Botanical Creation & Art
Cyanotypes and Botanical Art: The Legacy of Anna Atkins
Anna Atkins, a 19th-century English botanist and photographer, is an essential figure in botanical art and photography.
She created the first book illustrated with photographs using the cyanotype technique to accurately document British seaweed.
Thanks to this innovation, she left a valuable scientific and artistic legacy.
Discovering Anna Atkins
Born in 1799 in Tonbridge, England, Anna Atkins, an only child and orphaned by her mother, received a rigorous scientific education - rare for a woman of her time - thanks to her father, John George Children, a renowned scientist.
Trained in scientific drawing, in 1823 she illustrated the English translation, by her father, of the History of Molluscs by the French naturalist Jean-Baptiste de Lamarck.
She married John Pelly Atkins in 1825. The couple had no children. Anna Atkins devoted herself to biology and began to compile a reference herbarium.

In 1839, she became a member of the London Botanical Society , one of the few learned societies open to women.
Thanks to the photographer William Henry Fox Talbot, she discovered the technique of photograms, one of the first cameraless photographic techniques that the photographer called "photogenic drawing".

Photogram of William Henry Fox Talbot
Anna Atkins then turned away from graphic methods and became one of the first practitioners of photography on paper.
However, it was the discovery of cyanotype, a process developed from 1842 onwards by John Herschel, an English astronomer and scientist, that revolutionized his work. The cyanotype technique does not use silver salts like WHF Talbot's, but ferric salts.
The innovation of cyanotype
What is a cyanotype?
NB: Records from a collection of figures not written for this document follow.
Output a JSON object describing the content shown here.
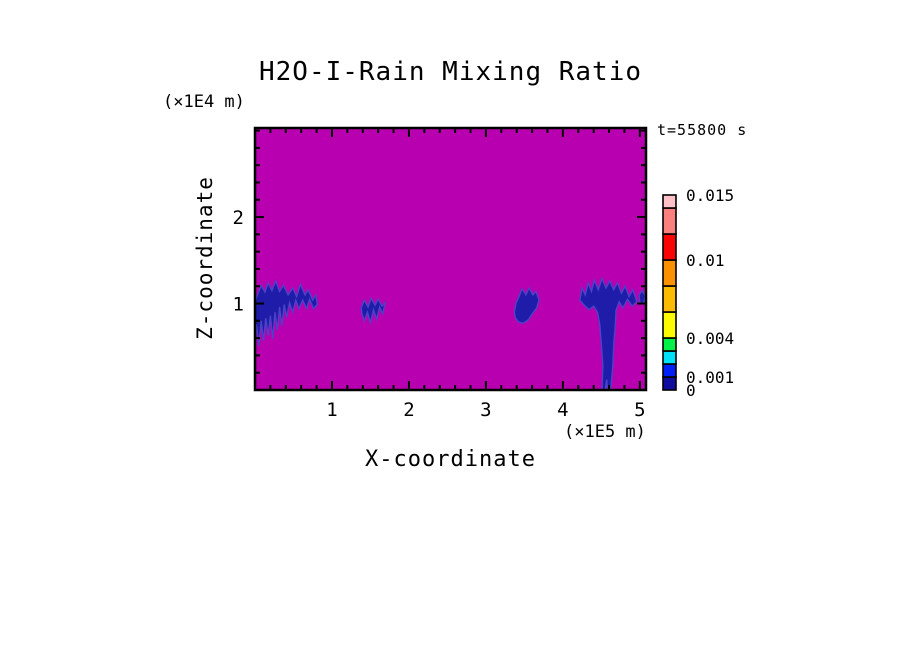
{
  "chart_data": {
    "type": "heatmap",
    "title": "H2O-I-Rain Mixing Ratio",
    "time_annotation": "t=55800 s",
    "x_axis": {
      "label": "X-coordinate",
      "units": "(×1E5 m)",
      "range": [
        0,
        5.08
      ],
      "major_ticks": [
        1,
        2,
        3,
        4,
        5
      ],
      "minor_tick_interval": 0.2
    },
    "z_axis": {
      "label": "Z-coordinate",
      "units": "(×1E4 m)",
      "range": [
        0,
        3.03
      ],
      "major_ticks": [
        1,
        2
      ],
      "minor_tick_interval": 0.2
    },
    "colorbar": {
      "levels": [
        0,
        0.001,
        0.002,
        0.003,
        0.004,
        0.006,
        0.008,
        0.01,
        0.012,
        0.014,
        0.015
      ],
      "colors": [
        "#100C9E",
        "#0020F5",
        "#00E0F8",
        "#00F04A",
        "#FCFA00",
        "#FBBB00",
        "#FA9100",
        "#F90505",
        "#FA8080",
        "#FFC0C8"
      ],
      "tick_labels": [
        {
          "value": 0.015,
          "text": "0.015"
        },
        {
          "value": 0.01,
          "text": "0.01"
        },
        {
          "value": 0.004,
          "text": "0.004"
        },
        {
          "value": 0.001,
          "text": "0.001"
        },
        {
          "value": 0,
          "text": "0"
        }
      ]
    },
    "background_value": 0,
    "background_color": "#B800B0",
    "feature_fill_color": "#1E1CA8",
    "feature_edge_color": "#4A42C8",
    "frame_color": "#000000",
    "features": [
      {
        "name": "rain-cell-left",
        "value_bin": "0-0.001",
        "x_extent": [
          0,
          0.82
        ],
        "z_extent": [
          0.51,
          1.26
        ],
        "polygon": [
          [
            0,
            1.02
          ],
          [
            0.04,
            1.12
          ],
          [
            0.08,
            1.21
          ],
          [
            0.13,
            1.13
          ],
          [
            0.17,
            1.24
          ],
          [
            0.22,
            1.15
          ],
          [
            0.27,
            1.26
          ],
          [
            0.32,
            1.14
          ],
          [
            0.37,
            1.21
          ],
          [
            0.43,
            1.1
          ],
          [
            0.49,
            1.18
          ],
          [
            0.54,
            1.08
          ],
          [
            0.59,
            1.22
          ],
          [
            0.65,
            1.1
          ],
          [
            0.69,
            1.16
          ],
          [
            0.75,
            1.04
          ],
          [
            0.79,
            1.1
          ],
          [
            0.81,
            0.99
          ],
          [
            0.76,
            0.94
          ],
          [
            0.71,
            1.05
          ],
          [
            0.67,
            0.94
          ],
          [
            0.62,
            1.04
          ],
          [
            0.57,
            0.94
          ],
          [
            0.53,
            1.04
          ],
          [
            0.49,
            0.9
          ],
          [
            0.45,
            1.01
          ],
          [
            0.41,
            0.84
          ],
          [
            0.38,
            0.99
          ],
          [
            0.35,
            0.74
          ],
          [
            0.32,
            0.96
          ],
          [
            0.29,
            0.69
          ],
          [
            0.26,
            0.9
          ],
          [
            0.23,
            0.59
          ],
          [
            0.2,
            0.86
          ],
          [
            0.17,
            0.63
          ],
          [
            0.14,
            0.83
          ],
          [
            0.11,
            0.57
          ],
          [
            0.08,
            0.8
          ],
          [
            0.05,
            0.51
          ],
          [
            0.02,
            0.76
          ],
          [
            0,
            0.6
          ]
        ]
      },
      {
        "name": "rain-cell-2",
        "value_bin": "0-0.001",
        "x_extent": [
          1.38,
          1.69
        ],
        "z_extent": [
          0.78,
          1.06
        ],
        "polygon": [
          [
            1.38,
            0.95
          ],
          [
            1.42,
            1.04
          ],
          [
            1.47,
            0.96
          ],
          [
            1.51,
            1.06
          ],
          [
            1.56,
            0.98
          ],
          [
            1.6,
            1.05
          ],
          [
            1.65,
            0.97
          ],
          [
            1.69,
            1.01
          ],
          [
            1.66,
            0.88
          ],
          [
            1.62,
            0.96
          ],
          [
            1.58,
            0.82
          ],
          [
            1.54,
            0.93
          ],
          [
            1.5,
            0.78
          ],
          [
            1.46,
            0.9
          ],
          [
            1.42,
            0.8
          ],
          [
            1.39,
            0.88
          ]
        ]
      },
      {
        "name": "rain-cell-3",
        "value_bin": "0-0.001",
        "x_extent": [
          3.37,
          3.69
        ],
        "z_extent": [
          0.77,
          1.18
        ],
        "polygon": [
          [
            3.37,
            0.9
          ],
          [
            3.39,
            1.0
          ],
          [
            3.43,
            1.08
          ],
          [
            3.47,
            1.17
          ],
          [
            3.52,
            1.1
          ],
          [
            3.56,
            1.18
          ],
          [
            3.61,
            1.1
          ],
          [
            3.65,
            1.14
          ],
          [
            3.69,
            1.04
          ],
          [
            3.66,
            0.95
          ],
          [
            3.6,
            0.88
          ],
          [
            3.55,
            0.81
          ],
          [
            3.48,
            0.77
          ],
          [
            3.42,
            0.79
          ],
          [
            3.38,
            0.84
          ]
        ]
      },
      {
        "name": "rain-storm-column",
        "value_bin": "0-0.001",
        "x_extent": [
          4.22,
          4.96
        ],
        "z_extent": [
          0,
          1.29
        ],
        "polygon": [
          [
            4.22,
            1.04
          ],
          [
            4.25,
            1.18
          ],
          [
            4.29,
            1.1
          ],
          [
            4.33,
            1.24
          ],
          [
            4.37,
            1.14
          ],
          [
            4.41,
            1.27
          ],
          [
            4.46,
            1.16
          ],
          [
            4.51,
            1.29
          ],
          [
            4.56,
            1.18
          ],
          [
            4.61,
            1.26
          ],
          [
            4.66,
            1.16
          ],
          [
            4.71,
            1.24
          ],
          [
            4.76,
            1.12
          ],
          [
            4.81,
            1.2
          ],
          [
            4.86,
            1.08
          ],
          [
            4.91,
            1.16
          ],
          [
            4.96,
            1.02
          ],
          [
            4.9,
            0.97
          ],
          [
            4.84,
            1.05
          ],
          [
            4.78,
            0.95
          ],
          [
            4.73,
            1.02
          ],
          [
            4.69,
            0.92
          ],
          [
            4.68,
            0.74
          ],
          [
            4.66,
            0.52
          ],
          [
            4.65,
            0.3
          ],
          [
            4.63,
            0.1
          ],
          [
            4.62,
            0
          ],
          [
            4.58,
            0
          ],
          [
            4.57,
            0.12
          ],
          [
            4.55,
            0
          ],
          [
            4.51,
            0
          ],
          [
            4.52,
            0.28
          ],
          [
            4.5,
            0.52
          ],
          [
            4.48,
            0.76
          ],
          [
            4.45,
            0.9
          ],
          [
            4.4,
            0.97
          ],
          [
            4.34,
            0.93
          ],
          [
            4.28,
            0.98
          ]
        ]
      },
      {
        "name": "rain-speckle-right-edge",
        "value_bin": "0-0.001",
        "x_extent": [
          4.99,
          5.07
        ],
        "z_extent": [
          1.0,
          1.15
        ],
        "polygon": [
          [
            4.99,
            1.1
          ],
          [
            5.03,
            1.15
          ],
          [
            5.07,
            1.09
          ],
          [
            5.05,
            1.0
          ],
          [
            5.0,
            1.01
          ]
        ]
      }
    ]
  }
}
It is a photographic image obtained without a camera.
The specimen - object, plant - is placed on a sheet coated with a photosensitive solution.
After exposure to sunlight, the image fixed by washing with water then stands out in white against a Prussian blue background.
Between 1843 and 1853, Atkins published “Photographs of British Algae: Cyanotype Impressions”, a series of volumes containing hundreds of cyanotypes of algae.
This simple and inexpensive process allows him to accurately capture the details of marine plants.

His monumental work represents not only a significant contribution to botany, but also a milestone in the history of photography.
Each specimen is accompanied by detailed scientific notes, making this work a reference.
Although she was long overlooked, Anna Atkins is now celebrated for her cyanotypes, recognized for both their scientific value and their artistic aesthetic.
The plant prints she created have become works of art in their own right, highly prized by collectors and lovers of botanical art.